The editors chose the work of Distinguished Research Professor of Chemistry Philip Coppens from the 1990s because it ushered in a new era of X-ray crystallographic research, allowing chemists to study short-lived, excited-state molecules. Until that point, the technique had only allowed scientists to study molecules when they were inactive. Because molecules often pass through excited states just before reacting, they were of special interest to chemists.

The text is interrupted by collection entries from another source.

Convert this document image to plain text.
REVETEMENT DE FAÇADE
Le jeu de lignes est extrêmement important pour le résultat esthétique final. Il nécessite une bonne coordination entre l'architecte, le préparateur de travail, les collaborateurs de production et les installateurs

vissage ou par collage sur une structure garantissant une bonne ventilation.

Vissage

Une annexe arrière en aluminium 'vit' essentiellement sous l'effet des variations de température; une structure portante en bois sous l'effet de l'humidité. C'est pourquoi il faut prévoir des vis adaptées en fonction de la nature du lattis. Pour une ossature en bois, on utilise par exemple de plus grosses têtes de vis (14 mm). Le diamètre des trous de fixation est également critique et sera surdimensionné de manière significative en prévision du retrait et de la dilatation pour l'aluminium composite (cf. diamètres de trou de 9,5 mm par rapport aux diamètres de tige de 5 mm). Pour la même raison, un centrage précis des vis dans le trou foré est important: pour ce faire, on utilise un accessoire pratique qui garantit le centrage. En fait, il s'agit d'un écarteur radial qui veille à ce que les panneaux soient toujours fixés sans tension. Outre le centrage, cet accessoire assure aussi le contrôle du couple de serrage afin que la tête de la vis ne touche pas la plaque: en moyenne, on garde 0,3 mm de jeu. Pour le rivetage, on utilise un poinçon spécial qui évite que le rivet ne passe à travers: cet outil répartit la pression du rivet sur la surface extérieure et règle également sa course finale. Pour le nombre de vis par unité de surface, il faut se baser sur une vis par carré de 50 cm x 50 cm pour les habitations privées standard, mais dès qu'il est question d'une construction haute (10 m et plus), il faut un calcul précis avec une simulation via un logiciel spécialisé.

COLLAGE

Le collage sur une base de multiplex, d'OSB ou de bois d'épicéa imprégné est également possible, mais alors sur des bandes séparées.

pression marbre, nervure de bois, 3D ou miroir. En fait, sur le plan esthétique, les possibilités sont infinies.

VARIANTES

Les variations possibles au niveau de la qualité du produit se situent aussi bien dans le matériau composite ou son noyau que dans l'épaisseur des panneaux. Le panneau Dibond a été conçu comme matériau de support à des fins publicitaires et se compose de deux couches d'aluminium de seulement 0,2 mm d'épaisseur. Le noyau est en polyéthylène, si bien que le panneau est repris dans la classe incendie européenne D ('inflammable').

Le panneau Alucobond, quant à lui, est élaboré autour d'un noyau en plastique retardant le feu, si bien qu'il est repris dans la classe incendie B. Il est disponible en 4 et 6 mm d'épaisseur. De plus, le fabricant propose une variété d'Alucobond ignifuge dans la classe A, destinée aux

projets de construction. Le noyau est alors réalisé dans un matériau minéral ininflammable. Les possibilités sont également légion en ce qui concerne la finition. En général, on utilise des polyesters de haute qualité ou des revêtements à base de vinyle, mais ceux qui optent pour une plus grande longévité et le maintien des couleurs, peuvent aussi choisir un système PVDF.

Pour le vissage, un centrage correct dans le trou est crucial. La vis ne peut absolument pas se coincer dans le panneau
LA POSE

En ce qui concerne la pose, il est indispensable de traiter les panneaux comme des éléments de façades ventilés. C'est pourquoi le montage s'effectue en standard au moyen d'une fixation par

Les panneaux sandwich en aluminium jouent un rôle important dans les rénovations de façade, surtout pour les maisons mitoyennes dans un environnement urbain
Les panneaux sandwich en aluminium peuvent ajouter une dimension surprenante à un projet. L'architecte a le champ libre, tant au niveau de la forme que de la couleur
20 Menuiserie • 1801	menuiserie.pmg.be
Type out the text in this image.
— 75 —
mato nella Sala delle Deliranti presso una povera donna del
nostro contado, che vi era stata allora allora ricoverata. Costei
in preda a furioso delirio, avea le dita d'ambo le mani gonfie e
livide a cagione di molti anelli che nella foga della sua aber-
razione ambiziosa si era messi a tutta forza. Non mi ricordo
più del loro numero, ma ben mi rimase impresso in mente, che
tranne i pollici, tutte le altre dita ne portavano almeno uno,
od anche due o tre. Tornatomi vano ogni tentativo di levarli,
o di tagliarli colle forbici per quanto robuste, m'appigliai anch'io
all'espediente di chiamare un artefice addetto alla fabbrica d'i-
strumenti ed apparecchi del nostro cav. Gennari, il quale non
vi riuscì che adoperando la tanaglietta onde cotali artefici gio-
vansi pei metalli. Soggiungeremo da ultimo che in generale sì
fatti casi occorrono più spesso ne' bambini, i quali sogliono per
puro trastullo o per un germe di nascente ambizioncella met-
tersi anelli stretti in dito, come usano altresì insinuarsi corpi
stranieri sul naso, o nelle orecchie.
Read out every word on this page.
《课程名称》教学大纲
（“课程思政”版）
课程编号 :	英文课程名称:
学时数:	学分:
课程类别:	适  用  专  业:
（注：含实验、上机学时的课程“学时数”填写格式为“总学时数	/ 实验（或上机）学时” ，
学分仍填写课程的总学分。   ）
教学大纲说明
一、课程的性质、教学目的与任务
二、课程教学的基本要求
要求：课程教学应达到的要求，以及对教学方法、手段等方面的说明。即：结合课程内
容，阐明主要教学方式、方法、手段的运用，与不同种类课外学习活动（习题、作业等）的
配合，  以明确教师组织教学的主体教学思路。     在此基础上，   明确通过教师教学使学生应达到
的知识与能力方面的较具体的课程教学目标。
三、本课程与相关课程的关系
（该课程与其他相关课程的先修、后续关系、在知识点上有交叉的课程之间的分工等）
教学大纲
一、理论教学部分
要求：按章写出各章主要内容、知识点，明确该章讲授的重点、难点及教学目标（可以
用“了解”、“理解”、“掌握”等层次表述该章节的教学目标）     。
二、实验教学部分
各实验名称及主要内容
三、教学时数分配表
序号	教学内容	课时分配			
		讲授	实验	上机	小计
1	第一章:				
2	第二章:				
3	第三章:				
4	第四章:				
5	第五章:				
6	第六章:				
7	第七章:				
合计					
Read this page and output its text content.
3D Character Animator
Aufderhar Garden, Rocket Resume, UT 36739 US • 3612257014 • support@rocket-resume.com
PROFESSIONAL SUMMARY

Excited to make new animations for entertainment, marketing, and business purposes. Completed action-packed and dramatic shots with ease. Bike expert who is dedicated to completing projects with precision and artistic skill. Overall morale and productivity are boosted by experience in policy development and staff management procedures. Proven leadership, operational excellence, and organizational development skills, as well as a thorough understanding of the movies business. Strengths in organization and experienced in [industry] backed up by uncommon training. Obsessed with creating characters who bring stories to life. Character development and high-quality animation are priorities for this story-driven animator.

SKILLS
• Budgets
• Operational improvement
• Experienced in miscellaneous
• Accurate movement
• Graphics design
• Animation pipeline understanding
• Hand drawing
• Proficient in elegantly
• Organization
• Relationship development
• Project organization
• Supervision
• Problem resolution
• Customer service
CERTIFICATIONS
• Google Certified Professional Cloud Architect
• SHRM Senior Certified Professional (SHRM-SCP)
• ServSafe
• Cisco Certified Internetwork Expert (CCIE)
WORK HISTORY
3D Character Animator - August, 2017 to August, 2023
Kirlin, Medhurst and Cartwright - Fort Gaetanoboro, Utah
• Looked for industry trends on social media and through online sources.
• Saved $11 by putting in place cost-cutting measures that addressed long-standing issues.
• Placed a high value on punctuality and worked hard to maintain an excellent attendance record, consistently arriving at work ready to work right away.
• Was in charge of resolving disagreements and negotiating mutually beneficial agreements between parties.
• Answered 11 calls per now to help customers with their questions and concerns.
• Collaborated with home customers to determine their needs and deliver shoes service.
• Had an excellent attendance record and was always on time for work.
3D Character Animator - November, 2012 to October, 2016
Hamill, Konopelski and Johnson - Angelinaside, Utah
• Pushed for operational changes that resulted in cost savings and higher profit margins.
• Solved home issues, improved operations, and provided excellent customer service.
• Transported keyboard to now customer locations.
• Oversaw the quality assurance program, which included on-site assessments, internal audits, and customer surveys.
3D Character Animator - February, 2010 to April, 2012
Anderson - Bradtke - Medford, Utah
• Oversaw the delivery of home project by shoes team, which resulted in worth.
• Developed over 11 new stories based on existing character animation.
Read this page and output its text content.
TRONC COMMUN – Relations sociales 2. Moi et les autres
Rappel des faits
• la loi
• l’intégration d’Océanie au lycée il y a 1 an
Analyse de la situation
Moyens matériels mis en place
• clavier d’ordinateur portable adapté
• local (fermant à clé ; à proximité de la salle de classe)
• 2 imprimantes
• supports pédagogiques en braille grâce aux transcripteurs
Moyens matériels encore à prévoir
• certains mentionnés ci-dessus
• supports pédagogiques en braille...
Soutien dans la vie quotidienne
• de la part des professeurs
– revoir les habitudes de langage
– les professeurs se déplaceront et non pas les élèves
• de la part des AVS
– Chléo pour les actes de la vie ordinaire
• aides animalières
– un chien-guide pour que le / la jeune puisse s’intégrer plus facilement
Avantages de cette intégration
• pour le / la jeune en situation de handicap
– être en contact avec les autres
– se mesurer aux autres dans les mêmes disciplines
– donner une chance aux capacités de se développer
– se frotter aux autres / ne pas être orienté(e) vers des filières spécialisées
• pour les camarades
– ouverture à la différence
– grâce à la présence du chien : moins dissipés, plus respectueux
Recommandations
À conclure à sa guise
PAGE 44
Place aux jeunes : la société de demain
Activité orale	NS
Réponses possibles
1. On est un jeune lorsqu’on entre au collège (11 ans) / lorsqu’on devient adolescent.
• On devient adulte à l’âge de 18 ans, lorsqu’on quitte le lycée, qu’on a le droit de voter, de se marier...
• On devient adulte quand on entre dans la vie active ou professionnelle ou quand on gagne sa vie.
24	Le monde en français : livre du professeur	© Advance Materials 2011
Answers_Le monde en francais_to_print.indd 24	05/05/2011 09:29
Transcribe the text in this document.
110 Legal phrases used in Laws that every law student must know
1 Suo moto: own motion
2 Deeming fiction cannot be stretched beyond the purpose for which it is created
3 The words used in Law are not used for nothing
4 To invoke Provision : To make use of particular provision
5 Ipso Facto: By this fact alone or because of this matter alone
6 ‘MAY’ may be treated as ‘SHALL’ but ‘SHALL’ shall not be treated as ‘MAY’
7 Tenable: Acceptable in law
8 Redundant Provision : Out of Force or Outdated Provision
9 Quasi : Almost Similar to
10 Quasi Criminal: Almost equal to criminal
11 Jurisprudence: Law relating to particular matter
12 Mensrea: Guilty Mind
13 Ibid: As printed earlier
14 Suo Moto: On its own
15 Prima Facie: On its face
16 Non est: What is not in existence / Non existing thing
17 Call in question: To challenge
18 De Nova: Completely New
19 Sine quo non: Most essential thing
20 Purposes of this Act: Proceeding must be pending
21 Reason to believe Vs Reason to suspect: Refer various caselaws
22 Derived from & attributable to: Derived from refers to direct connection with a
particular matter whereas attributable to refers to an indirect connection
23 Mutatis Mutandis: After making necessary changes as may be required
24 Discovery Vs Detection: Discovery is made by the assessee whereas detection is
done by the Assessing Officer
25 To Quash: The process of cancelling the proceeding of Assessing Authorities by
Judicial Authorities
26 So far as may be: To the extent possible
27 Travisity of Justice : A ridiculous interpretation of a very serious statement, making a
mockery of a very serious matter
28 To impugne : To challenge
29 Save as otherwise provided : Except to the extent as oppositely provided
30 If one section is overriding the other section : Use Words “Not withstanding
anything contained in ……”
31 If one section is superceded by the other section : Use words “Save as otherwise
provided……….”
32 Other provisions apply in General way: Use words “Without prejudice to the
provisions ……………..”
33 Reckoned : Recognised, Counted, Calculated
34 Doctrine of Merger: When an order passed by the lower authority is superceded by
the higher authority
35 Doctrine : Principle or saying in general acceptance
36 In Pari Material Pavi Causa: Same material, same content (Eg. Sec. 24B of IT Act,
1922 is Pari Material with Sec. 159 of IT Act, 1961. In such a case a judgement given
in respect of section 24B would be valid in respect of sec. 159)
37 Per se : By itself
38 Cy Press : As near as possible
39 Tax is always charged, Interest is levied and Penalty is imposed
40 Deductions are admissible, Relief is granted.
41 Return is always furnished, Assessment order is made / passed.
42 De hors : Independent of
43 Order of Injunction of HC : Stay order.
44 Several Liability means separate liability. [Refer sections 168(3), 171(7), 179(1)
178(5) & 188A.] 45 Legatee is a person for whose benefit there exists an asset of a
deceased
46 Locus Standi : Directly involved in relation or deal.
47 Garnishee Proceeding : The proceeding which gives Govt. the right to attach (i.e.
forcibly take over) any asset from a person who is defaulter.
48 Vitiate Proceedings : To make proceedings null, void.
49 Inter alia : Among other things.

A few months ago, Coppens was contacted by a C&E News editor.

“I was called for some information for an issue highlighting a hundred years of crystallography,” says Coppens, “but I was not told in what context. I only found that my structure was in the top 10 when some friends in Europe, who received the issue earlier, wrote to congratulate me.

“What did I think? Well, I knew that we were attempting things that had not been done before and which would be important, because the excited states we wanted to probe were structurally unknown and very reactive precursors in chemical reactions,” he recalls. “But I did not expect that we would be quoted on par with the DNA double helix, transfer RNA and other structures of such importance.”

In the early 1990s, Coppens and his UB colleagues completed what was believed to be the first, structural study of an excited molecule, providing scientists with a glimpse of the distortions that a molecule undergoes in the milliseconds or nanoseconds before it reacts chemically. Coppens and colleagues studied sodium nitroprusside, primarily because its presumed electronic excited state lasts for hours, far longer than other molecules, when the crystal is cooled to very low temperatures. They found that in its excited state, the molecule underwent a number of important structural changes. The 1994 achievement, published in the Journal of the American Chemical Society, was reported as the first X-ray crystallographic solution of a molecule in its excited state.